The Vespa Trip biedt van half mei tot eind september reizen langs de Amalfikust aan, vanaf € 590 voor vier overnachtingen met ontbijt en Vespa-huur, helmen en een slot, een road book, een gids en verzekering schade aan derden. Niet inbegrepen zijn vluchten, benzine, parkingkosten (€ 40), gps (€ 30) en omniumverzekering (€ 89 per Vespa). Vespa-bestuurders moeten meerderjarig zijn en een Europees rijbewijs B of AM hebben.

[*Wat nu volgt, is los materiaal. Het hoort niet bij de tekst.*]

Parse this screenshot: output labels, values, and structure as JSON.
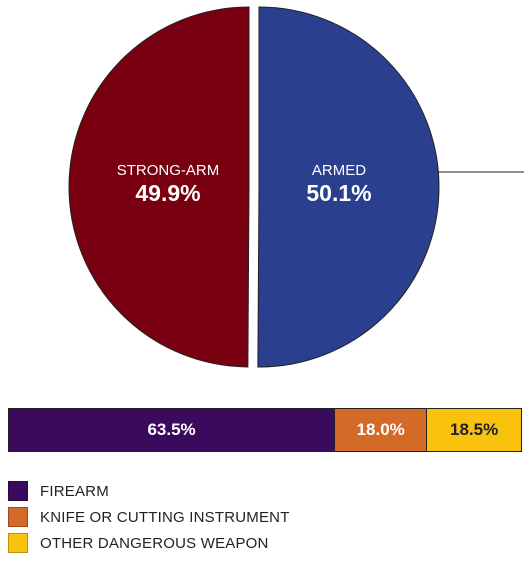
{
  "chart_data": [
    {
      "type": "pie",
      "slices": [
        {
          "label": "STRONG-ARM",
          "value": 49.9,
          "value_label": "49.9%",
          "color": "#780010"
        },
        {
          "label": "ARMED",
          "value": 50.1,
          "value_label": "50.1%",
          "color": "#2b3f8f"
        }
      ]
    },
    {
      "type": "bar",
      "orientation": "horizontal-stacked",
      "categories": [
        "FIREARM",
        "KNIFE OR CUTTING INSTRUMENT",
        "OTHER DANGEROUS WEAPON"
      ],
      "values": [
        63.5,
        18.0,
        18.5
      ],
      "value_labels": [
        "63.5%",
        "18.0%",
        "18.5%"
      ],
      "colors": [
        "#3a0a5c",
        "#d46a27",
        "#f9c20f"
      ],
      "label_colors": [
        "#ffffff",
        "#ffffff",
        "#222222"
      ],
      "legend_position": "bottom-left"
    }
  ]
}
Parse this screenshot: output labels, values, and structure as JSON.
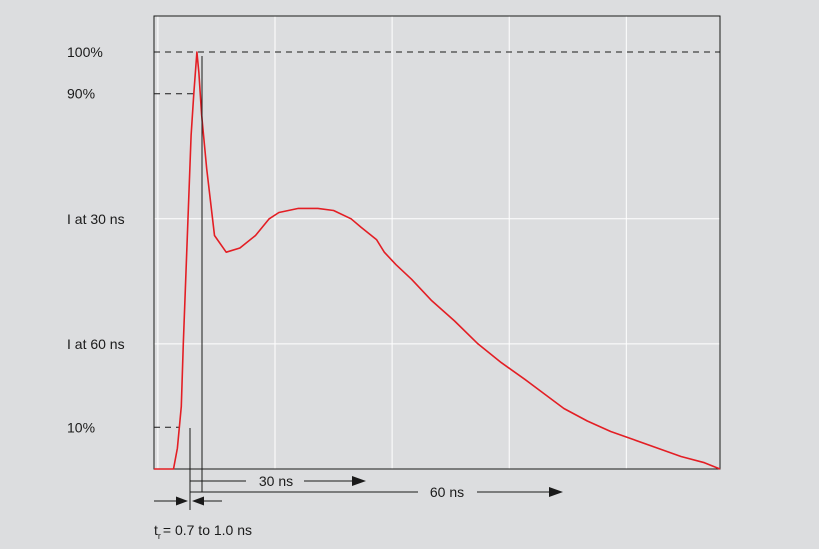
{
  "chart_data": {
    "type": "line",
    "title": "",
    "xlabel": "",
    "ylabel": "",
    "xlim": [
      -1,
      144
    ],
    "ylim": [
      0,
      1.0
    ],
    "grid": true,
    "y_ticks": [
      {
        "label": "100%",
        "value": 1.0,
        "style": "dashed"
      },
      {
        "label": "90%",
        "value": 0.9,
        "style": "dashed"
      },
      {
        "label": "I at 30 ns",
        "value": 0.6,
        "style": "solid"
      },
      {
        "label": "I at 60 ns",
        "value": 0.3,
        "style": "solid"
      },
      {
        "label": "10%",
        "value": 0.1,
        "style": "dashed"
      }
    ],
    "x_gridlines": [
      0,
      30,
      60,
      90,
      120
    ],
    "series": [
      {
        "color": "#e31e24",
        "x": [
          -1,
          0.5,
          4.0,
          5.0,
          6.0,
          6.5,
          7.5,
          8.5,
          9.2,
          10.0,
          10.5,
          11.2,
          12.5,
          14.5,
          17.5,
          21.0,
          25.0,
          28.5,
          31.0,
          36.0,
          41.0,
          45.0,
          49.5,
          52.0,
          56.0,
          58.0,
          61.0,
          65.0,
          70.0,
          76.0,
          82.0,
          88.0,
          94.0,
          99.0,
          104.0,
          110.0,
          116.0,
          122.0,
          128.0,
          134.0,
          140.0,
          144.0
        ],
        "y": [
          0.0,
          0.0,
          0.0,
          0.05,
          0.15,
          0.3,
          0.55,
          0.8,
          0.9,
          1.0,
          0.95,
          0.85,
          0.72,
          0.56,
          0.52,
          0.53,
          0.56,
          0.6,
          0.615,
          0.625,
          0.625,
          0.62,
          0.6,
          0.58,
          0.55,
          0.52,
          0.49,
          0.455,
          0.405,
          0.355,
          0.3,
          0.255,
          0.215,
          0.18,
          0.145,
          0.115,
          0.09,
          0.07,
          0.05,
          0.03,
          0.015,
          0.0
        ]
      }
    ],
    "annotations": {
      "span_30": "30 ns",
      "span_60": "60 ns",
      "rise_time": "= 0.7 to 1.0 ns",
      "rise_symbol": "t",
      "rise_subscript": "r"
    }
  },
  "colors": {
    "curve": "#e31e24",
    "background": "#dcdddf",
    "axes": "#1a1a1a",
    "grid": "#ffffff"
  }
}
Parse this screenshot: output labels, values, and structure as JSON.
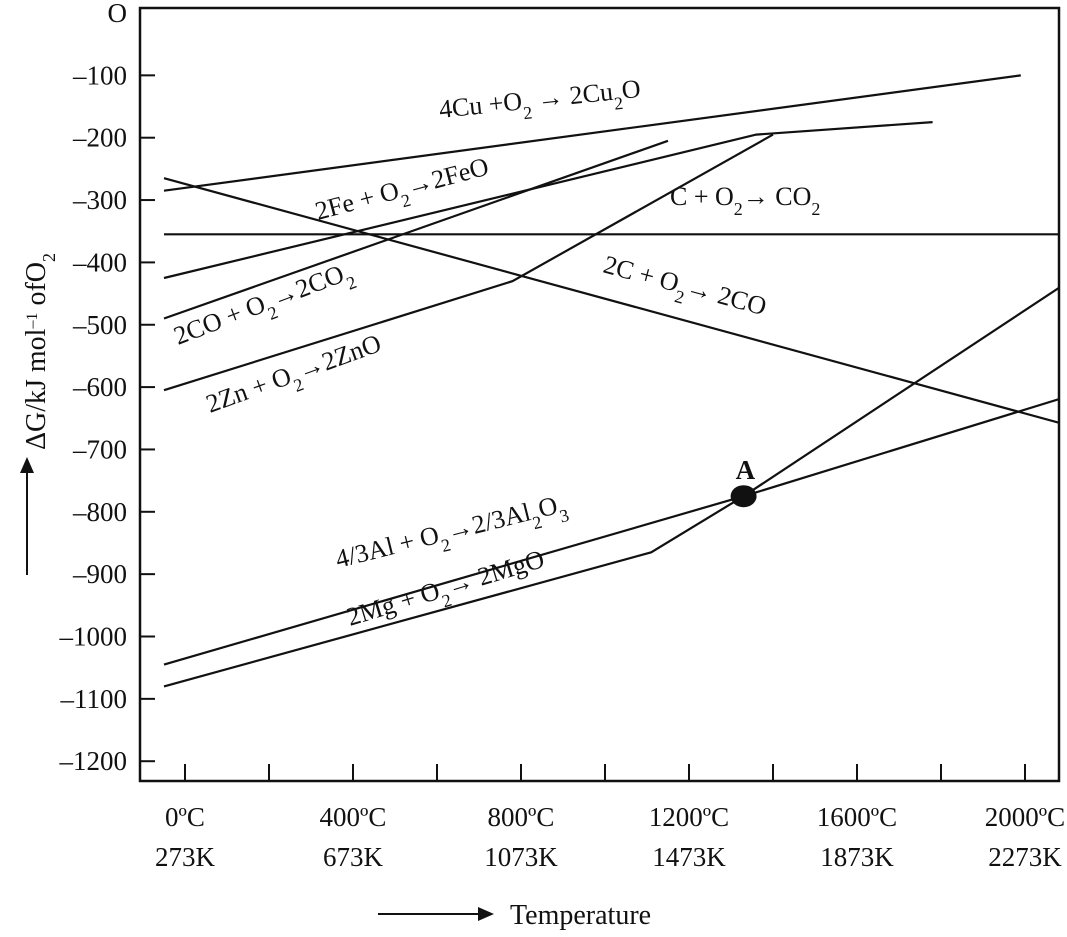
{
  "chart_data": {
    "type": "line",
    "title": "",
    "xlabel": "Temperature",
    "ylabel": "ΔG/kJ mol⁻¹ ofO₂",
    "xlim": [
      -50,
      2150
    ],
    "ylim": [
      -1280,
      0
    ],
    "grid": false,
    "y_ticks": [
      0,
      -100,
      -200,
      -300,
      -400,
      -500,
      -600,
      -700,
      -800,
      -900,
      -1000,
      -1100,
      -1200
    ],
    "y_tick_labels": [
      "O",
      "–100",
      "–200",
      "–300",
      "–400",
      "–500",
      "–600",
      "–700",
      "–800",
      "–900",
      "–1000",
      "–1100",
      "–1200"
    ],
    "x_ticks": [
      0,
      200,
      400,
      600,
      800,
      1000,
      1200,
      1400,
      1600,
      1800,
      2000
    ],
    "x_tick_labels": [
      {
        "x": 0,
        "c": "0ºC",
        "k": "273K"
      },
      {
        "x": 400,
        "c": "400ºC",
        "k": "673K"
      },
      {
        "x": 800,
        "c": "800ºC",
        "k": "1073K"
      },
      {
        "x": 1200,
        "c": "1200ºC",
        "k": "1473K"
      },
      {
        "x": 1600,
        "c": "1600ºC",
        "k": "1873K"
      },
      {
        "x": 2000,
        "c": "2000ºC",
        "k": "2273K"
      }
    ],
    "series": [
      {
        "id": "cu",
        "name": "4Cu +O₂ → 2Cu₂O",
        "points": [
          [
            -50,
            -285
          ],
          [
            1990,
            -100
          ]
        ]
      },
      {
        "id": "fe",
        "name": "2Fe + O₂→2FeO",
        "points": [
          [
            -50,
            -425
          ],
          [
            1360,
            -195
          ],
          [
            1780,
            -175
          ]
        ]
      },
      {
        "id": "co",
        "name": "2CO + O₂→2CO₂",
        "points": [
          [
            -50,
            -490
          ],
          [
            1150,
            -205
          ]
        ]
      },
      {
        "id": "zn",
        "name": "2Zn + O₂→2ZnO",
        "points": [
          [
            -50,
            -605
          ],
          [
            780,
            -430
          ],
          [
            1400,
            -195
          ]
        ]
      },
      {
        "id": "c_co2",
        "name": "C + O₂→ CO₂",
        "points": [
          [
            -50,
            -355
          ],
          [
            2150,
            -355
          ]
        ]
      },
      {
        "id": "c_co",
        "name": "2C + O₂→ 2CO",
        "points": [
          [
            -50,
            -265
          ],
          [
            2150,
            -670
          ]
        ]
      },
      {
        "id": "al",
        "name": "4/3Al + O₂→2/3Al₂O₃",
        "points": [
          [
            -50,
            -1045
          ],
          [
            1330,
            -775
          ],
          [
            2150,
            -605
          ]
        ]
      },
      {
        "id": "mg",
        "name": "2Mg + O₂→ 2MgO",
        "points": [
          [
            -50,
            -1080
          ],
          [
            1110,
            -865
          ],
          [
            1330,
            -775
          ],
          [
            2150,
            -410
          ]
        ]
      }
    ],
    "annotations": [
      {
        "id": "point-a",
        "label": "A",
        "x": 1330,
        "y": -775
      }
    ],
    "colors": {
      "line": "#111111",
      "background": "#ffffff"
    }
  }
}
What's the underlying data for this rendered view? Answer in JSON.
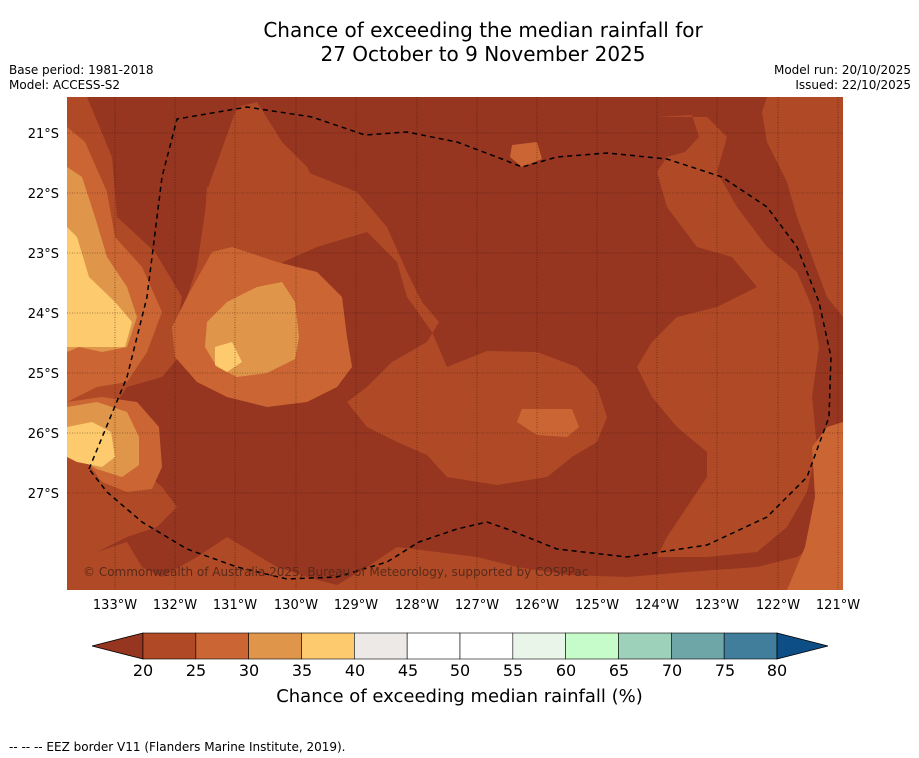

Je kunt drie routes volgen: op eigen houtje of door de gids te volgen.

Logeren in de heuvels

  • De uitvalsbasis van The Vespa Trip aan de Amalfikust is hotel O Sole Mio (te boeken via thevespatrip.com), met eenvoudige kamers, restaurant, tuin en zwembad. Het ligt wat hoger, op een boog scheut van Sorrento en op wandelafstand van het dorp Sant’Agata, met gezellige restaurantjes.
  • Voor een romantisch vervolg zit je perfect in hotel Laqua Countryside in de heuvels bij Sorrento. Met toprestaurant.
    Kamers vanaf € 279 voor 2 personen, Meer info: Laquacollection.it/en

Niet te missen haltes

  • Lunch in het vermaarde L’Antica Trattoria in Sorrento: het gekoelde terras is prachtig, binnen is het net zo mooi. De spaghetti met truffel is onaards lekker. Meer info: lanticatrattoria.com.
  • Neem een drankje op het panoramische balkon van luxehotel Imperial Tramontano in Sorrento: vanaf daar kijk je récht op de bedrijvigheid beneden in het water, en verder ook op de Vesuvius. Meer info: hoteltramontano.it.
  • Sorrento heeft geen zandstrand, maar als je de trappen naar beneden neemt, kom je uit aan de populaire bagni: op een soort staketsels zijn strandhuisjes en terrassen gebouwd. Je zit er tussen de locals, echt als sardientjes in een blik, maar wat een ervaring. Plons de zee in voor wat verkoeling. Meer info: italia.it/en/campania/naples/bagni-regina-giovanna.
  • De Amalfi Fountain of Breasts is, jawel, een naakte vrouw die haar borsten vasthoudt en water spuit. Bizar.
  • Amalfi is bekend om de stalletjes en kribbes die het hele dorp in miniatuurversie uitbeelden. Bij de Fontana Cape ‘e Ciucci, uit de achttiende eeuw, zie je onder meer pizzamakers, herders en mama’s met baby. Een muntje in deze fontein gooien, zou jaren van geluk brengen. Meer info: italia.it/en/campania/salerno/amalfi.